Retraite : la capitalisation oubliée des programmes des candidats à la présidentielle

Retraite : la capitalisation oubliée des programmes des candidats à la présidentielle

Retraite : la capitalisation oubliée des programmes des candidats à la présidentielle

Retraite : la capitalisation oubliée des programmes des candidats à la présidentielle

Capital : Plusieurs candidats déclarés ou en instance de le faire comme Emmanuel Macron, Valérie Pécresse et Eric Zemmour proposent de relever l’âge de départ à la retraite à 64 ou 65 ans. Cette mesure est-elle nécessaire pour les finances du régime ?

Nicolas Marques : Relever l’âge est logique car le déficit structurel du régime est anormal. Dans un régime par répartition, vous êtes censé être toujours à l’équilibre. Un report de l’âge à 64 ou 65 ans comblera à moyen terme les déficits. Mais lorsqu’on regarde l’enjeu global, alléger le coût de financement des retraites, il faut aller plus loin et faire monter en puissance la capitalisation collective.

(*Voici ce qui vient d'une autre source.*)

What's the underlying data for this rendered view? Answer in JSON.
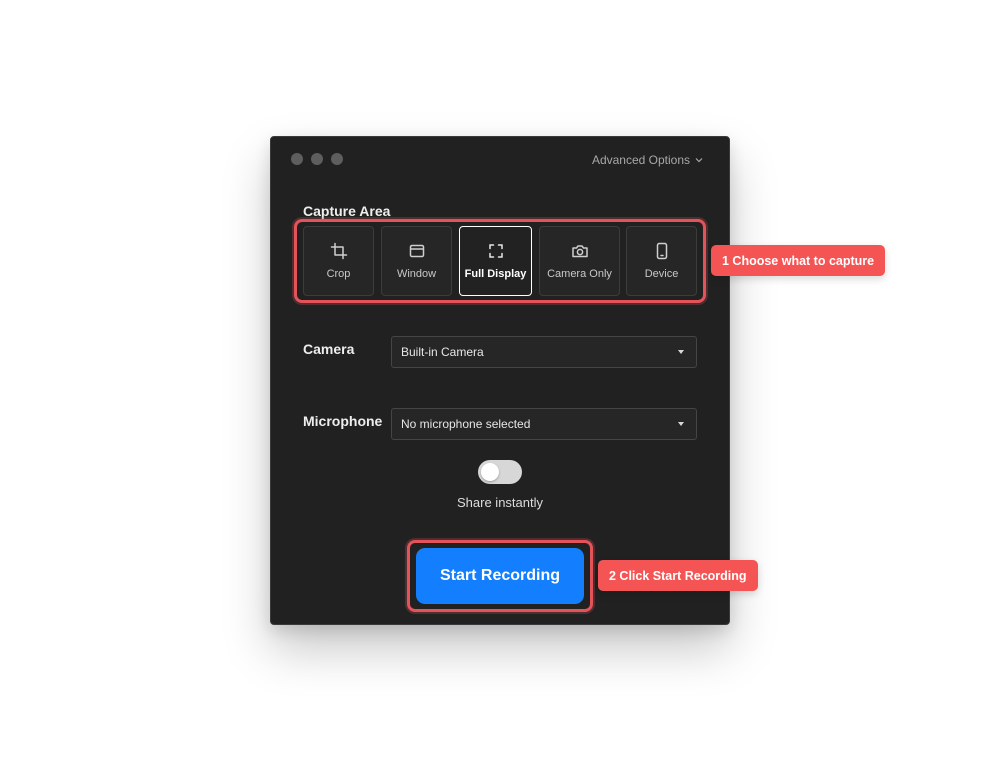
{
  "header": {
    "advanced_options": "Advanced Options"
  },
  "capture_area": {
    "title": "Capture Area",
    "options": [
      {
        "label": "Crop",
        "icon": "crop-icon"
      },
      {
        "label": "Window",
        "icon": "window-icon"
      },
      {
        "label": "Full Display",
        "icon": "full-display-icon",
        "selected": true
      },
      {
        "label": "Camera Only",
        "icon": "camera-icon"
      },
      {
        "label": "Device",
        "icon": "device-icon"
      }
    ]
  },
  "camera": {
    "label": "Camera",
    "value": "Built-in Camera"
  },
  "microphone": {
    "label": "Microphone",
    "value": "No microphone selected"
  },
  "share": {
    "label": "Share instantly",
    "enabled": false
  },
  "start_button": {
    "label": "Start Recording"
  },
  "callouts": {
    "step1": "1 Choose what to capture",
    "step2": "2 Click Start Recording"
  },
  "colors": {
    "window_bg": "#212121",
    "accent_blue": "#137efe",
    "highlight_red": "#e2535a",
    "callout_red": "#f55454"
  }
}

Capital : Pour quelles raisons estimez-vous que la capitalisation est indispensable ?

Nicolas Marques : La capitalisation doit épauler la répartition. La retraite par répartition explique 60 % de la hausse des dépenses et des déficits publics depuis 1960. C’est énorme. C’est le nez au milieu du visage que l’on ne voit plus. Si ce dérapage est aussi important, c’est parce que rien n’a été mis de côté pour faciliter le financement des retraites. Seules les professions libérales ou le régime complémentaire des salariés du privé Agirc-Arrco ont des réserves. Trop peu de régimes s’appuient sur la capitalisation, dans le public ou dans le privé. Le régime général des salariés et l’État n’ont rien mis en réserve ou provisionné, à l’opposé de ce qui se fait à l’étranger. D’où des déficits récurrents et un problème de compétitivité globale.

Capital : C’est-à-dire ?

Nicolas Marques : Pour financer les retraites dans le privé, les cotisations (salariales et patronales, ndlr) représentent 28 % des rémunérations annuelles brutes. Ces montants importants posent un problème de compétitivité pour l’employeur, car il doit payer plus cher son salarié et ce dernier a moins de pouvoir d’achat.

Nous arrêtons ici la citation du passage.